Background: Proton pump inhibitors (PPI) are the most commonly used medication in the world. They are prescribed as an effective treatment choice for gastrointestinal system diseases linked to hyperacidity, especially. Additionally, non-indication and unnecessary use is very common. Many publications in recent times have reported significant side effects. However, there are insufficient studies about the mechanism for these side effects.
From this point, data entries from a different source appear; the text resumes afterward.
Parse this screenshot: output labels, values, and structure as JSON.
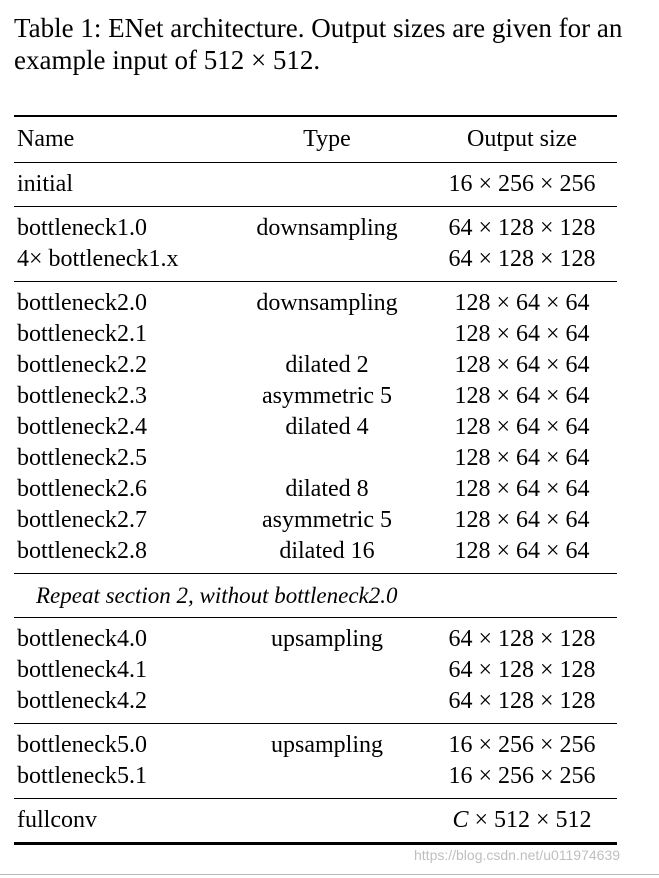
{
  "caption": "Table 1: ENet architecture. Output sizes are given for an example input of 512 × 512.",
  "header": {
    "name": "Name",
    "type": "Type",
    "output": "Output size"
  },
  "sections": [
    {
      "rows": [
        {
          "name": "initial",
          "type": "",
          "output": "16 × 256 × 256"
        }
      ]
    },
    {
      "rows": [
        {
          "name": "bottleneck1.0",
          "type": "downsampling",
          "output": "64 × 128 × 128"
        },
        {
          "name": "4× bottleneck1.x",
          "type": "",
          "output": "64 × 128 × 128"
        }
      ]
    },
    {
      "rows": [
        {
          "name": "bottleneck2.0",
          "type": "downsampling",
          "output": "128 × 64 × 64"
        },
        {
          "name": "bottleneck2.1",
          "type": "",
          "output": "128 × 64 × 64"
        },
        {
          "name": "bottleneck2.2",
          "type": "dilated 2",
          "output": "128 × 64 × 64"
        },
        {
          "name": "bottleneck2.3",
          "type": "asymmetric 5",
          "output": "128 × 64 × 64"
        },
        {
          "name": "bottleneck2.4",
          "type": "dilated 4",
          "output": "128 × 64 × 64"
        },
        {
          "name": "bottleneck2.5",
          "type": "",
          "output": "128 × 64 × 64"
        },
        {
          "name": "bottleneck2.6",
          "type": "dilated 8",
          "output": "128 × 64 × 64"
        },
        {
          "name": "bottleneck2.7",
          "type": "asymmetric 5",
          "output": "128 × 64 × 64"
        },
        {
          "name": "bottleneck2.8",
          "type": "dilated 16",
          "output": "128 × 64 × 64"
        }
      ]
    },
    {
      "note": "Repeat section 2, without bottleneck2.0"
    },
    {
      "rows": [
        {
          "name": "bottleneck4.0",
          "type": "upsampling",
          "output": "64 × 128 × 128"
        },
        {
          "name": "bottleneck4.1",
          "type": "",
          "output": "64 × 128 × 128"
        },
        {
          "name": "bottleneck4.2",
          "type": "",
          "output": "64 × 128 × 128"
        }
      ]
    },
    {
      "rows": [
        {
          "name": "bottleneck5.0",
          "type": "upsampling",
          "output": "16 × 256 × 256"
        },
        {
          "name": "bottleneck5.1",
          "type": "",
          "output": "16 × 256 × 256"
        }
      ]
    },
    {
      "rows": [
        {
          "name": "fullconv",
          "type": "",
          "output": "C × 512 × 512"
        }
      ]
    }
  ],
  "watermark": "https://blog.csdn.net/u011974639"
}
Methods: Twenty-four Wistar albino rats were used in this study. Rats were divided into 3 groups of control, a group administered H2 receptor blockers and a group administered PPI. Medications were administered for 30 days intraperitoneal. After 30 days, rats were euthanized and lung tissue was obtained. Lung were stained for immunohistochemical catalase, superoxide dismutase, glutation peroxidase, myeloperoxidase and toluidine blue and investigated with a light microscope. Transmission Electron Microscopy (TEM) was used to investigate lung tissues and neutrophil leukocytes. Additionally, lung tissue had biochemical hydrogen peroxide (H2O2) levels researched.
Results: H2O2 amounts, produced by lysosomes with important duties for neutrophil functions in lung tissues, were found to be statistically significantly reduced in the group administered PPI.Results from investigations of specimens obtained with immunohistochemical staining observed increases in antioxidant amounts in the PPI group. Investigation with TEM identified more inflammation findings in the lung tissue from the group administered PPI compared to the control group and the group administered H2 receptors.
Conclusion: In conclusion, we identified long-term PPI use disrupts neutrophil leukocyte functions in lung. All clinicians should be much more careful about PPI use.